We’re the Bonin/MacDonald family from Greater Sudbury. We have two children; Elijah, 14 with Asperger’s and ADHD; Lilly-Anna 5, was diagnosed as a level 3 on the Autism Spectrum and global development delay. Our home is busy with children and tired parents.
Elijah is an energic, smart and social individual, who loves to play boards and talk about computer games to anyone who is willing to listen. He was diagnosed at 5 after being asked not to return to daycare and at two different private schools because they didn’t have the resources to handle his meltdowns. Elementary school was a challenge and a source of never-ending stress on us parents waiting for phone calls to come pick him up because he was being too disruptive for the class. We had to move to get him to a different school district which had the proper program setup for him. Over time the calls became fewer, that now in secondary school he is being integrated into regular classes.

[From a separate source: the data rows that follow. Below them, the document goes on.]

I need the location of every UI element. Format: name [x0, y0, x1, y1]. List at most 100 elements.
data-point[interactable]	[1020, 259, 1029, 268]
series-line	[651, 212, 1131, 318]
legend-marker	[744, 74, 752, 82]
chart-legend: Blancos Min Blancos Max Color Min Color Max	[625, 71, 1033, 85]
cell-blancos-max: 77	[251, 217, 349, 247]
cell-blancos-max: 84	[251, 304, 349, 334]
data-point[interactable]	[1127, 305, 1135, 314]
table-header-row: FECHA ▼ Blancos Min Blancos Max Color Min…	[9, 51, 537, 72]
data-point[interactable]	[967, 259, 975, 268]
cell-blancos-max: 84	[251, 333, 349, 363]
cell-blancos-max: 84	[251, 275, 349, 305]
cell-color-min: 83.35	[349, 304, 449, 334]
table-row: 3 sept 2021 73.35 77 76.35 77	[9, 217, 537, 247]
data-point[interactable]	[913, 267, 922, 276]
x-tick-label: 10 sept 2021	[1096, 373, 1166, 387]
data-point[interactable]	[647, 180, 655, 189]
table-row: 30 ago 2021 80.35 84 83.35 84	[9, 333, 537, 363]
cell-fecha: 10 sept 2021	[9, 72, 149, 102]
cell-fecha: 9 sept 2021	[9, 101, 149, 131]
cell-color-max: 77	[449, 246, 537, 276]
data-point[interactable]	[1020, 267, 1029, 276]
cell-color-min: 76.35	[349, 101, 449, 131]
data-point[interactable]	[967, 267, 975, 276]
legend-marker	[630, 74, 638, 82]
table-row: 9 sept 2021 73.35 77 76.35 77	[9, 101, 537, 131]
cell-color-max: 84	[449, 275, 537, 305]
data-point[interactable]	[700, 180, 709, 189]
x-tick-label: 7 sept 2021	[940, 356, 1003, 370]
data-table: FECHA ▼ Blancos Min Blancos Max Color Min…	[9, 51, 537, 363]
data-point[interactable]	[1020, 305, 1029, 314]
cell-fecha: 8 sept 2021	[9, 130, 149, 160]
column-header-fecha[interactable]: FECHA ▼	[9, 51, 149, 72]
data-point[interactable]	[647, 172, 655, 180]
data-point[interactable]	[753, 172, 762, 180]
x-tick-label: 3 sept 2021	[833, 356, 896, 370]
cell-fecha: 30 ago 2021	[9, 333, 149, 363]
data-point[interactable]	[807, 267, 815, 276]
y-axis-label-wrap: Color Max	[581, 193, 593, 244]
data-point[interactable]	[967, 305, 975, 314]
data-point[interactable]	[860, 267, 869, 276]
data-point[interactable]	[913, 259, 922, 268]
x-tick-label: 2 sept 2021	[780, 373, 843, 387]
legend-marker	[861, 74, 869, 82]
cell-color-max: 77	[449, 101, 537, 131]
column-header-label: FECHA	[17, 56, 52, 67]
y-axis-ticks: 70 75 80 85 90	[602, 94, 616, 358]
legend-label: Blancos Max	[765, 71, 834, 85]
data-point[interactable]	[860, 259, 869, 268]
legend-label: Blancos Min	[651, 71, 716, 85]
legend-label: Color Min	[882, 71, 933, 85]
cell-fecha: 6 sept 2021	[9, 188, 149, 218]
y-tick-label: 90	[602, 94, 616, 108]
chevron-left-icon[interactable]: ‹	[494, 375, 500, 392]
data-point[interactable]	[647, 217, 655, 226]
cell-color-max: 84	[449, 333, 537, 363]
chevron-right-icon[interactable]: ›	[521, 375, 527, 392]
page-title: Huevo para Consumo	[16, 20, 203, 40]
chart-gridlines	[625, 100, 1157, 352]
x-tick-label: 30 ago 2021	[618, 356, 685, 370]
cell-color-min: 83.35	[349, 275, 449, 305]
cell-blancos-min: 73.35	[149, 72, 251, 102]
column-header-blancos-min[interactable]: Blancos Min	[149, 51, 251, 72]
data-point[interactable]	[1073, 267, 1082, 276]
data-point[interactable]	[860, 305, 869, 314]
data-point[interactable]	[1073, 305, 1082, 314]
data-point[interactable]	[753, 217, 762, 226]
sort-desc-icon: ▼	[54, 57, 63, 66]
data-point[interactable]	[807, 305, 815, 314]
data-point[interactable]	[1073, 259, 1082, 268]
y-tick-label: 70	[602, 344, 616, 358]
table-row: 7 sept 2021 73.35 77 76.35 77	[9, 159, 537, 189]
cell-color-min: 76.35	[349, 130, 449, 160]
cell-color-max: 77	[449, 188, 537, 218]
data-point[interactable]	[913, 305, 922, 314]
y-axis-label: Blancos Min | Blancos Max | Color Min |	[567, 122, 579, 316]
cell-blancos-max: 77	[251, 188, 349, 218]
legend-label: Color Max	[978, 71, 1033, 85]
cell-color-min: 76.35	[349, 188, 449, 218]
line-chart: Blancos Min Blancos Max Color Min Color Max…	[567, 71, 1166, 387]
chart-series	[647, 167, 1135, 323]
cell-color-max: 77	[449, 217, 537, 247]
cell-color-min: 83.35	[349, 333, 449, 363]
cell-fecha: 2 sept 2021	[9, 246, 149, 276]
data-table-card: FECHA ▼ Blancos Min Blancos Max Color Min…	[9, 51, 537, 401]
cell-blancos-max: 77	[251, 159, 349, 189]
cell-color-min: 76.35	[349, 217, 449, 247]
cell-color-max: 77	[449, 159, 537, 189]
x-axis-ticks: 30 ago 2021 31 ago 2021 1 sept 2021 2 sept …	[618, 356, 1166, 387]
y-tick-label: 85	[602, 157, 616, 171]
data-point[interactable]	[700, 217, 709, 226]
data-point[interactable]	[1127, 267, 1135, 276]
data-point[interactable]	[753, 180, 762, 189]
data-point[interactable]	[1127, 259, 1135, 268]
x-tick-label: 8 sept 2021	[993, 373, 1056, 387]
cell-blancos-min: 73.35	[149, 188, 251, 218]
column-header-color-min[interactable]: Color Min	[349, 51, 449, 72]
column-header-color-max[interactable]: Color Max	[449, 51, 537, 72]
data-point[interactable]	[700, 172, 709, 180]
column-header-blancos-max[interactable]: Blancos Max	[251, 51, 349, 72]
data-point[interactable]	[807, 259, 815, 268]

Lilly-Anna is our little miracle born prematurely at 27 weeks. At around two year of age we (mostly her mother) started notice signs that she may be autistic; not as social as other infants, she didn’t interact or acknowledge anyone, no sense of dangers, hand flapping, hand leading and was largely non-verbal. Because she was a preemie were able to skip the waitlist here in Sudbury and shortly after turning 3 she was diagnosed during a fellow appointment at Sunnybrook Health Sciences Centre. Lilly was lucky enough to be selected for the Jasper program. She was very successful in the program and she now loves to play with other children. She can also read and speak in full sentences (my favourite remains “Daddy hold my hand”).
We have experienced what happens when you place an autistic child in a classroom without the proper resources. Elijah’s meltdowns were severe lasting ½ hour or longer. In class he could become overwhelmed, throwing chairs, flipping tables, ripping things off the wall. On a few occasions, he prevented teachers and students from exiting the classroom by standing in the doorway. Thankfully he never accidently injured a teacher or worse another child. Without the proper therapies and resources to accommodate him, schools did not know how deal with his meltdowns, some schools would place him in a room or closet with no windows for days and in one case a teacher suggested a “good beating” would resolves his meltdowns.
Neither of our children received intensive therapies, Lilly has been on a waitlist since diagnosis and Elijah aged out of IBI by time he was diagnosed. Thankfully, we also had some very good teachers who genuinely cared for our children, however teachers are not therapist. We the had support of speech therapists, occupational therapists, psychometrists and psychologist to help us develop strategies for our children. Under the new OAP, these resources might not be available and as single working family we cannot afford to pay for private treatments.
We urge you, the provincial government to make sure that every child get treatments that they need. Please do not place autistic children in the classroom without therapies and resources for the safety of all concerned.